The problem is that PL research is probably not going to stop evolving in our lifetimes. Yes, that research needs a venue, but why should it be Haskell? Haskell is a good language and it's time to start benefiting from the research that's already gone into it. That means some tradeoffs. Haskell is already behind state-of-the art in PL research and it seems unlikely to catch up (witness the slow evolution of Haskell' and the non-existent progress on Haskell2). Of course, I could be wrong. Regards, John A. De Goes N-BRAIN, Inc.

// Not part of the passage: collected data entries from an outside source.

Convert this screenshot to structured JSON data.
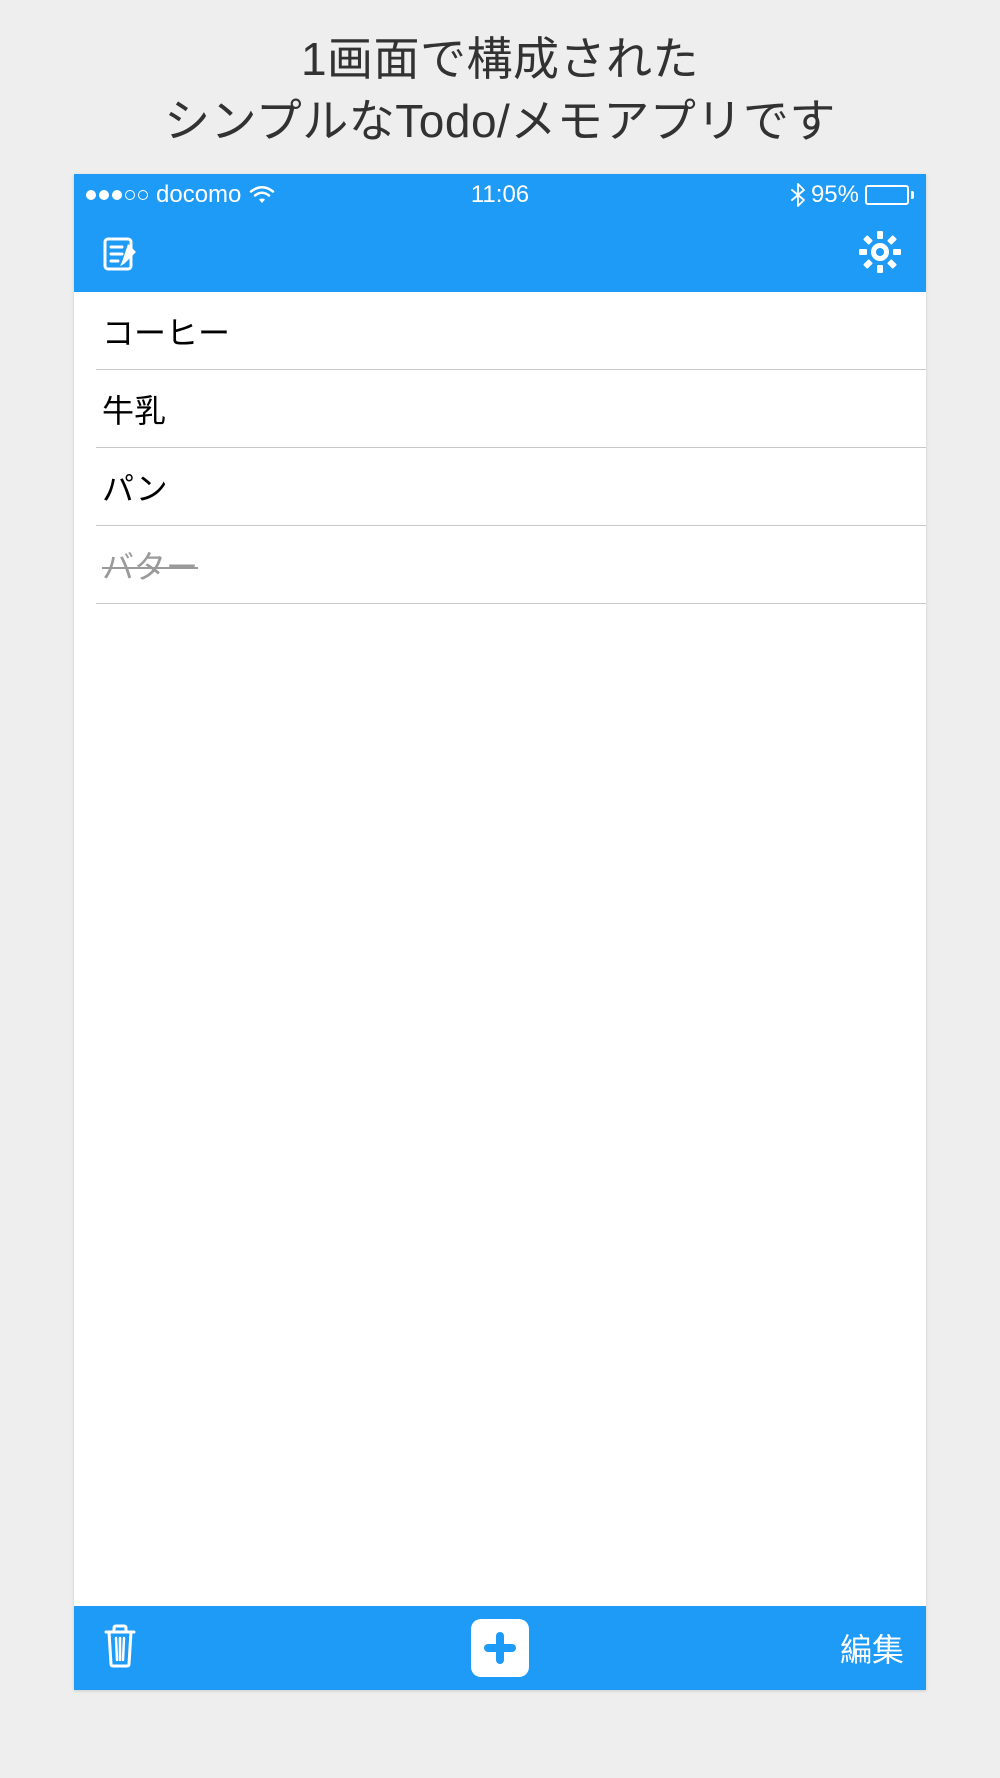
{
  "marketing": {
    "line1": "1画面で構成された",
    "line2": "シンプルなTodo/メモアプリです"
  },
  "statusBar": {
    "carrier": "docomo",
    "time": "11:06",
    "batteryPercent": "95%",
    "batteryFillPct": 95
  },
  "colors": {
    "accent": "#1e9af7",
    "bodyBg": "#eeeeee"
  },
  "list": {
    "items": [
      {
        "label": "コーヒー",
        "done": false
      },
      {
        "label": "牛乳",
        "done": false
      },
      {
        "label": "パン",
        "done": false
      },
      {
        "label": "バター",
        "done": true
      }
    ]
  },
  "toolbar": {
    "edit_label": "編集"
  }
}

The Evolution of Collaboration http://www.n-brain.net | 877-376-2724 x 101 On Feb 25, 2009, at 6:19 PM, Achim Schneider wrote:
"John A. De Goes"
wrote: Personally, I'd be happy to see that explosion of innovation in the library and tool spaces, even if it means the language itself stops evolving (for the most part). It will make it a lot easier do use Haskell commercially, and the innovators in the language space will find or invent a new target to keep themselves occupied.
And this is why we must avoid success: It would mean instant failure. There are already enough hype-languages around, there's not too much of a point to add one to them. Haskell won't stop evolving and (conservatively) keeping up with PL research until that's done, or Dependent Typing is well-understood, whatever comes first.